Noctilucent Clouds

If you think that clouds are best seen during daytime, think again. Actually, there is one type of cloud phenomenon that is best seen during twilight hours and it is called noctilucent clouds. This cloud formation has earned high collecting points among cloud enthusiasts. Check out interesting facts and features of noctilucent clouds.

Noctilucent clouds refer to the silvery-blue and wavy cloud commonly sees in the Northern and Southern Hemispheres. It is called night cloud because it literally shines at night. This cloud develops at the mesosphere, the atmospheric layer next to the stratosphere. Noctilucent clouds used to be rare cloud formations but frequent sightings have been reported recently. Their frequent appearances in brighter hues have significantly puzzled scientists. Furthermore, noctilucent clouds have become visible even at lower altitudes and even during daytime. Scientists link the dramatic changes and frequent occurrences of noctilucent clouds to climate change.

At What Height is Noctilucent Cloud Found?

Noctilucent cloud is a polar mesospheric cloud which is found about 50 miles or 80km above the ground that is 10 times higher than where the cirrus weather cloud is usually found. These clouds are made up of tiny ice crystals with diameters as small as 100 nanometers.

How do Noctilucent Clouds Form?

While weather clouds form from water particles, noctilucent clouds form from dust particles and water vapor. They come into being when temperatures in the mesosphere fall below -200 degrees Fahrenheit or -130 degrees Celsius, thus, inducing water droplets to freeze into ice clouds. Their frequent occurrences suggest that mesosphere has become more humid and colder due to the greenhouse gases released into the atmosphere.

What do Noctilucent Clouds Look Like?

Because they are found at greater heights, these clouds appear as thin and rolling clouds in neutral or silvery-blue color, thereby giving a beautiful sight when the sun is below the horizon.
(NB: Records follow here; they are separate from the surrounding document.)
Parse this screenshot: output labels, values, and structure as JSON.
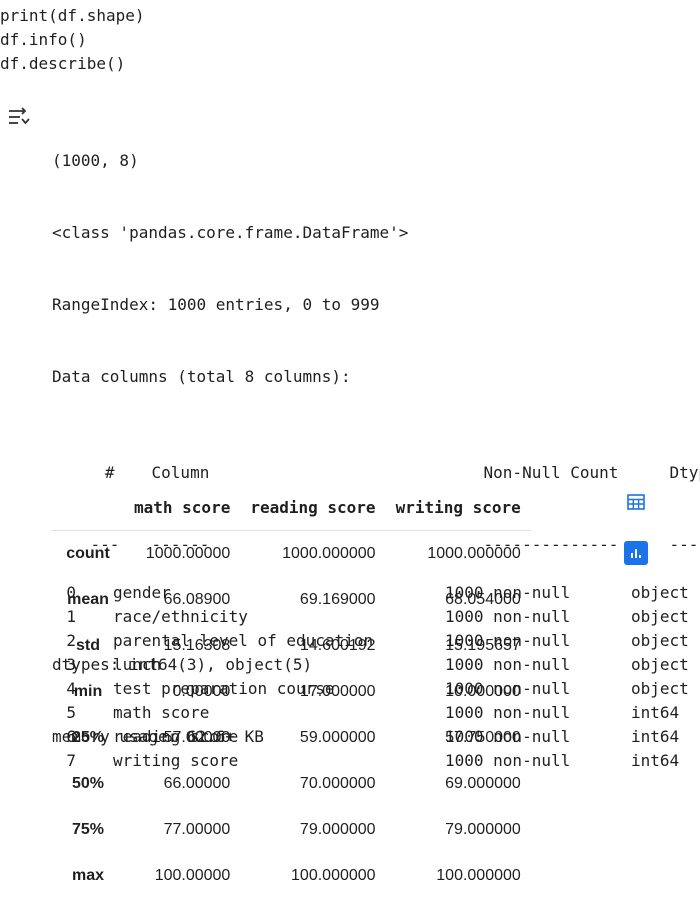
{
  "code": {
    "lines": [
      "print(df.shape)",
      "df.info()",
      "df.describe()"
    ]
  },
  "output": {
    "shape": "(1000, 8)",
    "class_line": "<class 'pandas.core.frame.DataFrame'>",
    "range_index": "RangeIndex: 1000 entries, 0 to 999",
    "data_columns": "Data columns (total 8 columns):",
    "info_header": {
      "num": "#",
      "column": "Column",
      "nonnull": "Non-Null Count",
      "dtype": "Dtype"
    },
    "info_separator": {
      "num": "---",
      "column": "------",
      "nonnull": "--------------",
      "dtype": "-----"
    },
    "info_rows": [
      {
        "num": "0",
        "column": "gender",
        "nonnull": "1000 non-null",
        "dtype": "object"
      },
      {
        "num": "1",
        "column": "race/ethnicity",
        "nonnull": "1000 non-null",
        "dtype": "object"
      },
      {
        "num": "2",
        "column": "parental level of education",
        "nonnull": "1000 non-null",
        "dtype": "object"
      },
      {
        "num": "3",
        "column": "lunch",
        "nonnull": "1000 non-null",
        "dtype": "object"
      },
      {
        "num": "4",
        "column": "test preparation course",
        "nonnull": "1000 non-null",
        "dtype": "object"
      },
      {
        "num": "5",
        "column": "math score",
        "nonnull": "1000 non-null",
        "dtype": "int64"
      },
      {
        "num": "6",
        "column": "reading score",
        "nonnull": "1000 non-null",
        "dtype": "int64"
      },
      {
        "num": "7",
        "column": "writing score",
        "nonnull": "1000 non-null",
        "dtype": "int64"
      }
    ],
    "dtypes_line": "dtypes: int64(3), object(5)",
    "memory_line": "memory usage: 62.6+ KB"
  },
  "describe": {
    "columns": [
      "math score",
      "reading score",
      "writing score"
    ],
    "rows": [
      {
        "label": "count",
        "values": [
          "1000.00000",
          "1000.000000",
          "1000.000000"
        ]
      },
      {
        "label": "mean",
        "values": [
          "66.08900",
          "69.169000",
          "68.054000"
        ]
      },
      {
        "label": "std",
        "values": [
          "15.16308",
          "14.600192",
          "15.195657"
        ]
      },
      {
        "label": "min",
        "values": [
          "0.00000",
          "17.000000",
          "10.000000"
        ]
      },
      {
        "label": "25%",
        "values": [
          "57.00000",
          "59.000000",
          "57.750000"
        ]
      },
      {
        "label": "50%",
        "values": [
          "66.00000",
          "70.000000",
          "69.000000"
        ]
      },
      {
        "label": "75%",
        "values": [
          "77.00000",
          "79.000000",
          "79.000000"
        ]
      },
      {
        "label": "max",
        "values": [
          "100.00000",
          "100.000000",
          "100.000000"
        ]
      }
    ]
  },
  "icons": {
    "output_toggle": "output-collapse-icon",
    "table_view": "table-view-icon",
    "chart_suggest": "bar-chart-icon"
  },
  "colors": {
    "accent": "#1a73e8"
  }
}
Its silvery-blue characteristic is due to ozone absorption when illuminated by sunlight. Sometimes, noctilucent clouds appear in green and red colors and distinctive patterns of whirls and streaks.

Classification of Noctilucent Clouds

Noctilucent clouds are classified according to their cirriform pattern.

  • Type 1 Noctilucent cloud takes the form of flimsy cirrus cloud.


  • Type 2 Noctilucent cloud appears as long parallel bands either with diffused and distorted edges (Type 2A) or sharply-defined edges (Type 2B).


  • Type 3 Noctilucent cloud has billows with roughly matching short streaks; either with short, narrow, straight streaks (Type 3A) or wave-like streaks (Type 3B).


  • Type 4 Noctilucent cloud has whirls with a dark center, either with a small curvature that resembles light waves in the surface of water (Type 4A); clear-cut arc with several bands (Type 4B); or whirls with large-scale ring pattern (Type 4C).

How common are Noctilucent Clouds?

These clouds are common sightings in the evening sky during summertime in the polar region. This is because the upper atmosphere during summer gets oddly cold. In the Northern Hemisphere, noctilucent clouds occur from May to August, and November to February in the Southern Hemisphere where they are seen during sunrise and sunset. 

If you happen to live or travel in countries situated in high latitudes and want to spice up your night, check the sky for any noctilucent clouds.